IBM develops ESS 3200-based Nvidia DGX SuperPOD – Blocks and Files
IBM is developing an Nvidia DGX SuperPOD system based on its ESS 3200 and Spectrum Scale storage server. It has an updated reference architecture for DGX PODs and published reference data for the ESS 3200 and a DGX POD.
A DGX POD is a benchmark architecture for AI processing and contains up to nine Nvidia DGX-1 servers, twelve storage servers (from Nvidia partners), and three network switches to support training and inference Single-node and multi-node AI models using NVIDIA AI Software. A SuperPOD is an updated and larger POD architecture, which starts at 20 Nvidia DGX A100 systems and scales up to 140 of them.
Douglas O’Flaherty, Global Ecosystem Leader for IBM Storage, wrote a blog where he said, “IBM Storage Showcases Latest Magnum IO GPUDirect Storage (GDS) Performance with New Benchmark Results, Announces Benchmark Architecture update. (RA) developed for 2, 4 and 8 node Nvidia DGX POD configurations. Nvidia and IBM have also committed to deliver a DGX SuperPOD solution with IBM Elastic Storage System 3200 (ESS 3200) by the end of the third quarter of this year.
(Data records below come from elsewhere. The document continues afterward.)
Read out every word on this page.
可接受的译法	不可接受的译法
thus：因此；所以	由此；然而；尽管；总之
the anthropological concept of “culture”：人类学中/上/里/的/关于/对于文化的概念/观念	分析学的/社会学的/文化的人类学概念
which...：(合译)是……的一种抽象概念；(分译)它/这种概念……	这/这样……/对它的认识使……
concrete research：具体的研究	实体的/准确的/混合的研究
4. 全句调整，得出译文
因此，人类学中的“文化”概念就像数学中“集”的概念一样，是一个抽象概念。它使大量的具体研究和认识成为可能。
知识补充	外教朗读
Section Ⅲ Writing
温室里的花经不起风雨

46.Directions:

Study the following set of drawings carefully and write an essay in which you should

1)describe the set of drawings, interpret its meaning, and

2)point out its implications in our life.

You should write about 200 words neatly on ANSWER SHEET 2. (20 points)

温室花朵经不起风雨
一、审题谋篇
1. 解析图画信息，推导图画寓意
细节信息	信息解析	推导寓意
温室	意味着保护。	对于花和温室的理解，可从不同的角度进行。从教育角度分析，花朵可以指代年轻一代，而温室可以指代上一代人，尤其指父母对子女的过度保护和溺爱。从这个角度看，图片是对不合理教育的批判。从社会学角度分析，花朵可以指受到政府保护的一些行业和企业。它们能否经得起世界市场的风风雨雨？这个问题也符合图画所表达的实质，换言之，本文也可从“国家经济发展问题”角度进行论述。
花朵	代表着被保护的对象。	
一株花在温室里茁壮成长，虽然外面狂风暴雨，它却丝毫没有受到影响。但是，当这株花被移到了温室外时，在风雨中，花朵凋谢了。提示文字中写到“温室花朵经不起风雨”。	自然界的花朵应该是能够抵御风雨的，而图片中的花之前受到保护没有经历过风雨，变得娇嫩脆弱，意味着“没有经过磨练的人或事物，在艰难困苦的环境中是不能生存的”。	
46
He writes that “with the future integration of the upgradeable ESS 3200 into Nvidia Base Command Manager, including support for Nvidia Bluefield DPUs, networking and multi-tenancy will be simplified. “
The ESS 3200 is a fully NVMe 2U × 24-bay SSD system supporting up to eight InfiniBand HDR-200 or Ethernet-100 ports.
O’Flaherty says IBM has “released updated IBM storage reference architectures with NVIDIA DGX A100 systems,” he told us, “to reflect the increased capacity of the ESS 3200. (2x that of 3000) “. Reference Architecture uses Nvidia’s CPU / DRAM bypass GPUDirect scheme to configure RDMA links between ESS 3200 storage and DGX-A100 GPUs so that Spectrum Scale can read and write to these GPUs in the DGX POD at high speed .
According to an IBM 2020 Reference Architecture (RA) document and using the Fio bandwidth tests enabled by GDS, “the total read throughput of the system scales to provide[y] 94 Gb / s with two ESS 3000 units and eight DGX A100 systems ”, and“ the total system write throughput reaches 62 Gb / s with two ESS units and eight DGX A100 systems ”.
The ESS 3200 is much faster than the ESS 3000 and this edition of the RA did not use GPUDirect storage, only using the storage fabric as per NVIDIA guidelines.
Views of the DGX POD network
There are two views of the network in a DGX POD; the view of the storage structure and the view of the calculation structure.
The storage fabric / network consists of 2 x NICS HDR / 200 GbitE connected via the CPU, while the compute fabric is 8 x NICS HDR tightly connected to the GPU. The IBM ES3200 reference architecture storage structure has a theoretical maximum of 50 Gb / s (2x HDR) for a single DGX and effectively delivered 43 Gb / s, 86% of the theoretical maximum.
The computational structure on a single DGX has a theoretical maximum of 200 Gb / s (8x HDR); with GPUDirect Storage, a pair of ESS 3200s demonstrated 191 Gb / s or 95.5% of theoretical maximum, much faster than the 94 Gb / s of the ESS 3000.
Boot Note 1. Nvidia GPUDirect release notes for May 2021 indicate that support has been added for Excelero’s NVMesh devices and ScaleFlux compute storage. Support has also been added for Mellanox OpenFabrics Enterprise Distribution for Linux (MLNX_OFED) which can use the distributed file systems of WekaIO (WekaFS v3.8.0), DDN (Exascaler v5.2) and VAST Data (VAST v3.4). Other supported block and file system access systems are ScaleFlux CSD, NVMesh, and PavilionData.